Thanks for the comments, Erik, Joseph, and GLI.
Re Burton's work since Ed Wood - I also found Big Fish to be cloying and overly sentimental - same father and son issues as Charlie, except the father and son pair played by Albert Finney and Billy Crudup weren't nearly as interesting and compelling as Lee and Depp in Charlie. Which just goes to show what I was saying before - that what's important isn't the idea so much as how it is realized.
Burton's Planet of the Apes remake was nearly a total disaster - except for some of the Ape City sequences. Significantly, one of the sequences in Apes that did work was a scene between Charlton Heston and Tim Roth - both in ape makeup - as a father and son.
You're right, Joseph, about Burton's irrepresible sympathy for the sociopathic. That's one of the reasons why Sweeney Todd is good, and why Mars Attacks! - my favorite of the post-Ed Wood Burtons - is even better.
Aak! Aak!
Sorry, I didn't mean to flame you in my first post.
What you say about the children's version of Hell is quite appropriate, certainly. In the original film the point was made better, I feel, in that Charlie was definitely tempted (by Fizzy Lifting Drinks) but repented and made amends (by giving back his Gobstopper rather than hand it over to Slugworth) and was forgiven. He wasn't such an insufferably goody, in other words, but more like an actual kid.

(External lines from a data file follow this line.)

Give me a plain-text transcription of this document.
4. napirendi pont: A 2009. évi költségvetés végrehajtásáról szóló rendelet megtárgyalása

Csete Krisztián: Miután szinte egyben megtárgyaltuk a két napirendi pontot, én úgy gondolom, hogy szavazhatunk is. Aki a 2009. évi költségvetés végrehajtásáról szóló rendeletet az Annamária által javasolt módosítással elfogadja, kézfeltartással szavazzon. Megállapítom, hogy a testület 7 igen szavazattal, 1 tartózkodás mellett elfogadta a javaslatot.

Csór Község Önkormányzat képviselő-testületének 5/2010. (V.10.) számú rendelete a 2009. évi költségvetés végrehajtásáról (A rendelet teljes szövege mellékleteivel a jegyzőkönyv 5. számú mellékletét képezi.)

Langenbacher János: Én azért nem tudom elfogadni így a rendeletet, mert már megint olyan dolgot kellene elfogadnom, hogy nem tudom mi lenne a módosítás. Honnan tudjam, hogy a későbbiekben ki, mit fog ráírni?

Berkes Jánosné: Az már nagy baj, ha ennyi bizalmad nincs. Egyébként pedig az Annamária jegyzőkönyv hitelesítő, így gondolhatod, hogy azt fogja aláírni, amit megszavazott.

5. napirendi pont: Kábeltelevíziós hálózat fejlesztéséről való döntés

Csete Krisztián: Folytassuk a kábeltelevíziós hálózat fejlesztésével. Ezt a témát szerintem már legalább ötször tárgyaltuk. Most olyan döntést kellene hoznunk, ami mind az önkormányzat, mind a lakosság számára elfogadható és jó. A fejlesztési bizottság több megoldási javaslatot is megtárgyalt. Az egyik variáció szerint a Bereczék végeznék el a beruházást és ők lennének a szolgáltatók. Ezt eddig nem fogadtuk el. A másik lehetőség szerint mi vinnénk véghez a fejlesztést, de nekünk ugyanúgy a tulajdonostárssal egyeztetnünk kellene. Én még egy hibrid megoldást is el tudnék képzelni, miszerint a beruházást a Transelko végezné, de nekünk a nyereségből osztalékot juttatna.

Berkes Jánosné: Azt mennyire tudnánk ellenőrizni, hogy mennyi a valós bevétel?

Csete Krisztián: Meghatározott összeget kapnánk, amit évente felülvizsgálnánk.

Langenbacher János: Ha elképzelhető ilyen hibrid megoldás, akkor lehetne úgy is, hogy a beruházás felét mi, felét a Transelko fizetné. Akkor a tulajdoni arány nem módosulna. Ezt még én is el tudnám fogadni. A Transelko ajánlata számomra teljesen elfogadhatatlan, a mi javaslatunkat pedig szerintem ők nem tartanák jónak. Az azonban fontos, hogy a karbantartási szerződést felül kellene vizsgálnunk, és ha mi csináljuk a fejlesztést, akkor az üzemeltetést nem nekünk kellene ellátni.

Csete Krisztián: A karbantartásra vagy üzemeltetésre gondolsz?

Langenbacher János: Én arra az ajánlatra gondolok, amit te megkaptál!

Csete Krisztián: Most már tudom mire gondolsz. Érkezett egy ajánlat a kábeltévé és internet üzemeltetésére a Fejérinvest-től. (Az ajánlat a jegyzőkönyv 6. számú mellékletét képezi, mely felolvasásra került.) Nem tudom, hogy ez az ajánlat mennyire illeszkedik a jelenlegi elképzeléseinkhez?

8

You know, the original film re-worked the material to fit a "daddy issues" theme that worked better, IMO. Namely, the character of Charlie's dad was left out of the film, thus to strengthen the bond between Wonka and Charlie.
I need to watch this movie again, perhaps my opinion will change. But it was extremely disheartening to me that Burton couldn't let Wonka be the sui generis madman/magician he was supposed to be. Burton couldn't believe in Wonka, couldn't just let him BE...Burton needed to pathologize, deconstruct and explain him away, and thus rob him of his allure. Cynical and sad.
No need to apologize, Seeing I. Your comments were and are thought-provoking, and resulted in the post above.